The Chaos Path follows it, and as the name suggests, this is a chaotic track, with Simen taking the singing duties and succeeding at it. He sings with passion and has an undoubtedly unique voice, which, to my experience, doesn't sound like anyone else, and simply goes wild in certain parts. The performance of the musicians is also just as impressive. Next we have the brief instrumental title track with a simple keyboard melody, with weird sounds and Garm talking to himself(remember about the album being based around the concept of occultism and madness, okay? Good!)in the background. What we have afterwards is a track that borrows lyrics from an Edgar Allan Poe poem Alone, and I must say I approve that great idea(so do Green Carnation, by the way. Sorry, couldn't resist!). These guys have exploited the lyrics in creating a destructive, energetic heavy metal song(still nothing extreme here though), all musicians playing as fast as possible, Hellhammer especially. Some interesting bass solos can be found here; speaking of which, Skoll's bass playing is great and is audible throughout the record(not that you wouldn't expect something different from him!). The song ends with Garm shouting ...of a demon in my view! in your ears, as if he had been locked away without the toilet facility before he recorded his part, and next we have The Throne of Tragedy, which is calmer if compared to its predecessor, with sophisticated layers of acoustic guitars opening the track, followed by the highly memorable clean electric guitar melody with haunting whispers in the background. If you, however, take this track out of context and listen to it without hearing the tracks from the album in the given order, you will not find it that quiet actually! Sverd tried to mimic brass with his synths here, which doesn't sound cheesy at all, to my surprise, and Garm creates a passionate, emotional vocal delivery. Painting my Horror, beginning with a nice bassline, returns the album its dreadful vibes and is a heavier, darker track than the previous one, sounding like a crazy, demonic circus, much like the opening track. There is a part when the music stops, and there is a bizarre keyboard-based melody with Garm and Simen creating a nonsensical vocal harmony. Of Nails and Sinners closes the record excellently, with great keyboards and electric guitar interplay, making you wish it should have lasted just a little bit longer(it even seems incomplete).

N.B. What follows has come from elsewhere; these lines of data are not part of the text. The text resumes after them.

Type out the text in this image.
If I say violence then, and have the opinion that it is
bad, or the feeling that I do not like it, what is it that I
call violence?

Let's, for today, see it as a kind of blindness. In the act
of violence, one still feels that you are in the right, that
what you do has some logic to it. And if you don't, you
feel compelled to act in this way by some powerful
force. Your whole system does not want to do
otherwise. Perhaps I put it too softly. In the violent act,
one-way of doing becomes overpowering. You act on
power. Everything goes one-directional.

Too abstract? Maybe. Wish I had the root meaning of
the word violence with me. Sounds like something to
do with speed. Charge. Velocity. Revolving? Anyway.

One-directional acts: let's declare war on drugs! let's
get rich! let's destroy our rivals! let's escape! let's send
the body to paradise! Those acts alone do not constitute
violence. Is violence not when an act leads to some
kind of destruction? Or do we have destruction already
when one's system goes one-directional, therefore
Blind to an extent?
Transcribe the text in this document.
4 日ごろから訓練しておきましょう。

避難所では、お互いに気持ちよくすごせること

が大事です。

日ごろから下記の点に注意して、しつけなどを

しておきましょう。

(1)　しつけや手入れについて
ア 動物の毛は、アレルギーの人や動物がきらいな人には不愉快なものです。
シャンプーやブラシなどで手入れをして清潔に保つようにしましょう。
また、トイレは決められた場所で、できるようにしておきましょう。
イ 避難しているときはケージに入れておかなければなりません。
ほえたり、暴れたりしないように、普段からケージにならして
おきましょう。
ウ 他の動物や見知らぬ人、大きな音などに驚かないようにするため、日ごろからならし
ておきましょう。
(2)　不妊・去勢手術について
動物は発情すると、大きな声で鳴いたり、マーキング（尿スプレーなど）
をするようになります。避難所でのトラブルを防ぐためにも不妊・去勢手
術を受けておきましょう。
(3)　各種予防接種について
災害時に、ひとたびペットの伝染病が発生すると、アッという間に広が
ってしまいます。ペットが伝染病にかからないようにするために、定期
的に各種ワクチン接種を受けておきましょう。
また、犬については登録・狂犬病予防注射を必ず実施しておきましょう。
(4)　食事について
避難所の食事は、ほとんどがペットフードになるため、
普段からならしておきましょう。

In the end, it seems surprising how a group Arcturus suddenly dived deeply into the Avant-Garde realms, unknown to men before, ignoring all cliches and rules in music and played their music with such confidence, that it seems that they have been playing a genre years old, which they have got used to playing. The musical performance is flawless and will please each listener, regardless of his requirements for technical skill and complexity of songwriting, yet what makes La Masquerade Infernale an album standing out above the genre which it was put into is its feeling, its atmosphere, its originality. I have not mentioned that the historical importance of LMI is immense, however, the main reason why it should be heard is for the quality of the music not merely for its influence on countless followers, which made their conclusions carefully.

However, do not expect, by any means, an accessible release that opens itself on the very first listens, as your first impression on the initial encounters will be either complete misunderstanding or uttermost confusion. La Masquerade Infernale is the second in line of three Arcturus masterpieces, the next and the last one being Disguised Masters(even less accessible), followed by the much more accessible The Sham Mirrors(this is the one I suggest for starters). The group will continue to change their sound and will remain fresh with each release.

Essential for any serious intellectual listener of Progressive Music!